Central Kalahari | To the centre of the most beautiful desert

Central Kalahari

The Central Kalahari Game Reserve isn’t that far away, but it’s one of the most desolate wilderness areas in Africa. It’s one of the most beautiful too. Olof Bergh spent eight days there living the slow life.

 

I’ve always loved the word “Kalahari”, which is actually derived from Kgalagadi. “Kgala” means “the great thirst” in Tswana, and it’s no secret why this wide, empty land got that name.

The word Kalahari simply tastes dry and dusty. If you say it out loud, you can almost feel the sand and plains on your tongue.

And it sounds like adventure. Have you ever seen the distant look in older men’s eyes when they talk about the place? It’s as if, in their mind’s eye, they can see the still-smouldering campfire while the blood-red new day breaks over the plains.

The Kalahari is a mysterious place with many stories and legends. Everyone knows the legend of the so-called Lost City and its secret treasures. Even the Bushmen refer to an old civilisation that used to live here – they call them the “old people”.

These tales have captured the imagination of many a fortune seeker and large expeditions have travelled through here in search of ruins. Some adventurers of yesteryear never made it back.

But many did return with stories of the wind exposing ruins of an ancient civilisation in the sand, just to close it up again the next day.

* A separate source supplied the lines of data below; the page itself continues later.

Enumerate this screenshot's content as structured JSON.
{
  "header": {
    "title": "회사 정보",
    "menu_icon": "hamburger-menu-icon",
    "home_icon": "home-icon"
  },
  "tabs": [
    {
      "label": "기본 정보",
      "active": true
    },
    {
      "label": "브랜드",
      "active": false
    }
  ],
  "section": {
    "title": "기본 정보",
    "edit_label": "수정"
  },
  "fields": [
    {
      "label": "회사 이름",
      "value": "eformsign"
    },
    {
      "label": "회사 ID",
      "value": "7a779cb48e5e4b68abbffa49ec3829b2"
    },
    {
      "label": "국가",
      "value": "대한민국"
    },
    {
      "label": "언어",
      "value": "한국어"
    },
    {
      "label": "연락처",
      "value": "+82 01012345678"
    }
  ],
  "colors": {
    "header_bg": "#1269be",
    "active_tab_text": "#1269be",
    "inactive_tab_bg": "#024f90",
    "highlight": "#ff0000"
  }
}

Nobody has been able to fix the co-ordinates.

Expeditions still venture into the Kalahari annually to find the Lost City, but one suspects that for most modern-day participants it’s only an expensive excuse to have a double single malt on ice by a Kalahari campfire.

In summer the Kalahari doesn’t always look like a desert. During the rainy months it morphs into a lush green paradise with large herds of gemsbok gathering on the pans, which are a sea of waving blonde and golden grass taller than a Land Cruiser’s bonnet.

To most South Africans, the Kalahari is the savanna with red dunes that starts somewhere between Kuruman and Vryburg. However, most of this desert lies in Botswana. It also comprises the widest part of the country, from the southwest right up to the north, where the Okavango River trickles into the sand.

The Central Kalahari Game Reserve, deep in the Botswana interior, is one of the world’s most desolate places, and practically the very centre of the Kalahari.